Baked Oatmeal (A Recipe)

We’ve got most of this large family’s household chores nicely distributed according to aptitude and interest, if possible, and Delaney is the one who usually makes breakfast.  For the past year, though, she’s had a class away from home on Monday, Wednesday, and Friday, which kind of left me holding the bag.  (I’m not sure why we weren’t able to flex that to another child; a training gap, I guess!)  Because I had to be out in the barn milking cows, taking care of Evie – and now Henry, too – and making breakfast in the same time slot, I’ve favored dishes I can prep sometime the day before, refrigerate, and just pop into the oven in the morning.  I’m usually able to get Delaney fed before she has to leave, and then the meal can wait in a low temperature oven until the rest of the family wakes.  (Oh, that’s why!  She needed to be fed a whole hour before the rest of the family, and I’m the only one awake!)

oatmeal

Baked oatmeal is one of our favorites.  It comes out creamier than the stove-top version, and you can vary the fruits by season and preference.  The other day, I made an apple-cranberry version that was our favorite so far!  Today, it’s peach-walnut, using canned peaches, because I have a bunch I want to use up.  It mixes up quickly, so you don’t have to mix it the night before, but it’s kind of nice to have it all ready to go.

4 cups rolled oats
2 tsp baking powder
1 tsp salt
2 tsp cinnamon
1/3 cup brown sugar
1/3 cup honey
4 cups milk
2 eggs
2 tsp vanilla
2-3 cups chopped fruit and/or nuts, any combination

Mix together the oats, baking powder, salt, cinnamon and brown sugar. (I like to use my hands. I tell curious onlookers that I’m breaking up the brown sugar clumps, but I really just like how it feels.) Add the honey, milk, eggs, and vanilla and stir thoroughly. (I use a spoon for this part. Sometimes.) Stir in your choice of fruits and nuts. Pour the mixture into a 9 x 13 casserole pan, cover with plastic wrap, and store in the refrigerator overnight.

In the morning, take the oatmeal out of the refrigerator and remove the plastic wrap. Bake for 40 minutes in a 375° oven. Serve warm with your choice of traditional oatmeal toppings. Cream and a little drizzle of extra honey are always nice.

6 thoughts on “Baked Oatmeal (A Recipe)

  1. Anne says:

    I’m so glad you shared this! I really like overnight breakfasts. A lot. Then I don’t have to give much of my me-time morning time to breakfast prep. I have an overnight oat recipe that I’ve used, but it’s gotten to feel a little blah over the years. Time to switch it up!

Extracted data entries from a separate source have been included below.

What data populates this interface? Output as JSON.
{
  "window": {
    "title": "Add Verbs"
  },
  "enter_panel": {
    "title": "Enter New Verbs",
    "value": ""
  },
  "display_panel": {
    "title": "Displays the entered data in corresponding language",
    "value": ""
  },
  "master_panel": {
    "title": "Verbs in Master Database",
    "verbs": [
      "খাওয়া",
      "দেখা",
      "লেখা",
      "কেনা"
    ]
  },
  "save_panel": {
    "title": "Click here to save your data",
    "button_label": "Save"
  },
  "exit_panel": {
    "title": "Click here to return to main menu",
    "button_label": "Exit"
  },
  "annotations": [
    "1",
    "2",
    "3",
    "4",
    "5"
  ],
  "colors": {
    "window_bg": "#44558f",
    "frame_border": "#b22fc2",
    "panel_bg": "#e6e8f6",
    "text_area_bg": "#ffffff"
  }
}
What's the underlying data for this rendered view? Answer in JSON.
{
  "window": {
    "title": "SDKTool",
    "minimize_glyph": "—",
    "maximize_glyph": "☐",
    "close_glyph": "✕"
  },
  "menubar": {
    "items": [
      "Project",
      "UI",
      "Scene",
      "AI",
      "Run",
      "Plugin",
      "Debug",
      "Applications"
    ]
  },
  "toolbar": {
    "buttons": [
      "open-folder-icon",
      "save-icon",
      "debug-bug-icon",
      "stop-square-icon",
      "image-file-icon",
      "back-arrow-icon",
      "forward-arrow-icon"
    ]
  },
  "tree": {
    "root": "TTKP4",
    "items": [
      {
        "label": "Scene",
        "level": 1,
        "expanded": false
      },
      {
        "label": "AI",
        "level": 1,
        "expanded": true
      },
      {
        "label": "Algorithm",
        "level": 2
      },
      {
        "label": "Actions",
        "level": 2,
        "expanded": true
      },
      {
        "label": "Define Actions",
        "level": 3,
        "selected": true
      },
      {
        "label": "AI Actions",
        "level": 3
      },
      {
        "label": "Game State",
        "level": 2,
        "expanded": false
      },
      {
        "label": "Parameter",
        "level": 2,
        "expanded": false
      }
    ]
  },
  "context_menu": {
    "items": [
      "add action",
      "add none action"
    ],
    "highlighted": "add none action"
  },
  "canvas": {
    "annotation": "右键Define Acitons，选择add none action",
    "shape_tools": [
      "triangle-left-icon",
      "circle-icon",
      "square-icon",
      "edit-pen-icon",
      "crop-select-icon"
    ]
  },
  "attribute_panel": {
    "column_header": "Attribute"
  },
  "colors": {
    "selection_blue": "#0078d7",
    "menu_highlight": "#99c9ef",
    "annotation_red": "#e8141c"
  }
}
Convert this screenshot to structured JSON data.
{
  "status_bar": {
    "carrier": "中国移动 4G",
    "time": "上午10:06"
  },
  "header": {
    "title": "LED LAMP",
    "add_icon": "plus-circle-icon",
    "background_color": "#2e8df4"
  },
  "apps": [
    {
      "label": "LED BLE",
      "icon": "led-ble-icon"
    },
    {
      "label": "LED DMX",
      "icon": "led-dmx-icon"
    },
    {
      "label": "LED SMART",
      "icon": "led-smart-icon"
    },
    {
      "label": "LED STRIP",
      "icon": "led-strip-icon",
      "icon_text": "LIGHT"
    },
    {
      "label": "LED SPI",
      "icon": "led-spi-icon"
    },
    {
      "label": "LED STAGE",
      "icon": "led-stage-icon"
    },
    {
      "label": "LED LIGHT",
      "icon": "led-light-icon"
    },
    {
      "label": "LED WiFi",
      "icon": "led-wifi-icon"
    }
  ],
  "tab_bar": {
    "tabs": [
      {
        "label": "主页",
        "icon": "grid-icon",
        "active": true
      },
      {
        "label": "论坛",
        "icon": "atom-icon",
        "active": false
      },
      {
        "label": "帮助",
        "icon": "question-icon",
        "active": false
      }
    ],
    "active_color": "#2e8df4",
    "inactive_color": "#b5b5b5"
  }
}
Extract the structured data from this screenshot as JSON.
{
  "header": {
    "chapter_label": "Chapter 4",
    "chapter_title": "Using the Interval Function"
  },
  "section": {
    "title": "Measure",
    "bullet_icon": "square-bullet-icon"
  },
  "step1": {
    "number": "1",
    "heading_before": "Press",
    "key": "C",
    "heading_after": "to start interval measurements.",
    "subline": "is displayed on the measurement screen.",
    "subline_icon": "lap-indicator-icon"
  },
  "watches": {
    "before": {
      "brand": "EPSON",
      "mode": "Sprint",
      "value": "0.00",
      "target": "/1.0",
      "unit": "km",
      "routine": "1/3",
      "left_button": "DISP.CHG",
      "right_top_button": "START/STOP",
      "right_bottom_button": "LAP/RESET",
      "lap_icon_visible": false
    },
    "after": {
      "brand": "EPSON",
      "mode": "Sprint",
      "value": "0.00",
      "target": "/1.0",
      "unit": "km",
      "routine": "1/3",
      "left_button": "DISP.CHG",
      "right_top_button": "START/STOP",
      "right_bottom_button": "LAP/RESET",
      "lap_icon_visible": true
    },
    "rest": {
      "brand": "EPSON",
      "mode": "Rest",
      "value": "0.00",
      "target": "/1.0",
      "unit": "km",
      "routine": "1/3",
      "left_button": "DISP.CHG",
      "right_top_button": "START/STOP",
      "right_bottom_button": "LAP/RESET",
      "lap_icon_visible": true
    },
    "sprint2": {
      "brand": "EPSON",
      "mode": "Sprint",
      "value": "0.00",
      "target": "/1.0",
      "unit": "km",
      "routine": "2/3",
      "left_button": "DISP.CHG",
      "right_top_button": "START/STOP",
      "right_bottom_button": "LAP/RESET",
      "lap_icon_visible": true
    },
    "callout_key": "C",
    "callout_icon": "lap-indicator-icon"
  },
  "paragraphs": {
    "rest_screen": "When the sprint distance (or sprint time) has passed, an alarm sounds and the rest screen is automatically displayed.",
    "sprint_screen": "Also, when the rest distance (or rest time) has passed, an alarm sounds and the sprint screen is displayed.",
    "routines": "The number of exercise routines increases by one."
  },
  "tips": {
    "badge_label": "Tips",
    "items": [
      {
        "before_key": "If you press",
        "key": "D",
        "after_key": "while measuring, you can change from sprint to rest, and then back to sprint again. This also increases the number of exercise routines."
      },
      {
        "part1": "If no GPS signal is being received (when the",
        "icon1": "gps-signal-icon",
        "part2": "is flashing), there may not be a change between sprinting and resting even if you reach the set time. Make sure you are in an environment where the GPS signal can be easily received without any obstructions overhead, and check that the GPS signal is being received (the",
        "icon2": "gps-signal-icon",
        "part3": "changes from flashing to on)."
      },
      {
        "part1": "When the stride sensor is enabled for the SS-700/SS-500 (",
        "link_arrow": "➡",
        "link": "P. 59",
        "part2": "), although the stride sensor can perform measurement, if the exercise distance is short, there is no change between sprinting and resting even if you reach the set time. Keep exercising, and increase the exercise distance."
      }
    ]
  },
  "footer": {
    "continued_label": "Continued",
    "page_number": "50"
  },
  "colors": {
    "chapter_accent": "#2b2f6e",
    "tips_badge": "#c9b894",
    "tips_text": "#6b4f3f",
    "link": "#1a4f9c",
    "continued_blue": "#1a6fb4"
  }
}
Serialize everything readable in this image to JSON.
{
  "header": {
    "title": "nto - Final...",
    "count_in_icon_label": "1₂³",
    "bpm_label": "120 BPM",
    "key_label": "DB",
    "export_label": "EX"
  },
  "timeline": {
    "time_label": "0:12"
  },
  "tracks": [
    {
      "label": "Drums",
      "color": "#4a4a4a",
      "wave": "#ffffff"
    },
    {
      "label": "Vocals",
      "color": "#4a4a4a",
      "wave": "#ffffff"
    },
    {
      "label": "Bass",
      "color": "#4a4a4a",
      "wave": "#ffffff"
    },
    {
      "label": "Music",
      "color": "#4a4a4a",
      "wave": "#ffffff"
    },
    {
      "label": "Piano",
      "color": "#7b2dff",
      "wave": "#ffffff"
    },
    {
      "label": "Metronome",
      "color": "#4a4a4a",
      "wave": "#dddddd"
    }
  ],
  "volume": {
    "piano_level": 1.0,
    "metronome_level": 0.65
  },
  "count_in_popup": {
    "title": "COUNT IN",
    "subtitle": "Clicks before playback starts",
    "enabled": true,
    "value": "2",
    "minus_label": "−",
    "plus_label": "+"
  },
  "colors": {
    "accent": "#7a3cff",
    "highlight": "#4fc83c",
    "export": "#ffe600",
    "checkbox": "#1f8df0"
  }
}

  2. Margo, Thrift at Home says:

    interesting – I make baked oatmeal, but my recipe is a little different (lot less liquid). I’m going to try yours. One of my favorite breakfast tricks is setting a prepped coffee cake or baked oatmeal in the oven the night before, set on timed bake for breakfast time. Lovely to wake up to the scent of breakfast baking!

    • Jennie Cooper says:

      I have never completely prepped a coffee cake, because I thought the leavening might be worn out by morning. No problems, though? You can individually freeze cinnamon rolls, too, before the final rise. They thaw and rise overnight and would be perfect for this timed bake option. 🙂

  3. Emily G says:

    My baked oatmeal is more like an oatmeal cake. I must try it like this, I think we’d like it better. It comes out creamy like the stovetop kind, or is the photo trying to trick me?

    I have been making French toast casserole lately. The night before, I tear up enough homemade bread to fill a 9×13 pan, whisk about a dozen eggs with milk, about 1/4 c sugar, and vanilla and pour that over it. Cover with plastic wrap and squish it with your hands to soak all the bread. Add more milk if it seems too dry, recover and resquish. (I am a very scientific cook :P). Bake the next morning at 400. I serve it with syrup and fruit, and you can put fruit in it too if you want. We did blueberries in it and next to it this morning.

    • Jennie Cooper says:

      This is nice and creamy, but I’m not sure if it’s the recipe or the cooking vessel. I’ve been making this for several weeks, but I have often put in extra eggs (over-productive hens) and cooked it in the oven. Due to the heat, the hens have slowed down, so I just used the two, but I also switched to cooking in the roaster oven at the same time, and the roaster retains moisture. More study is needed on this matter. 🙂

      I’ve made a French toast casserole, as well, but I use whole bread slices. I’m going to have to try the torn bread method!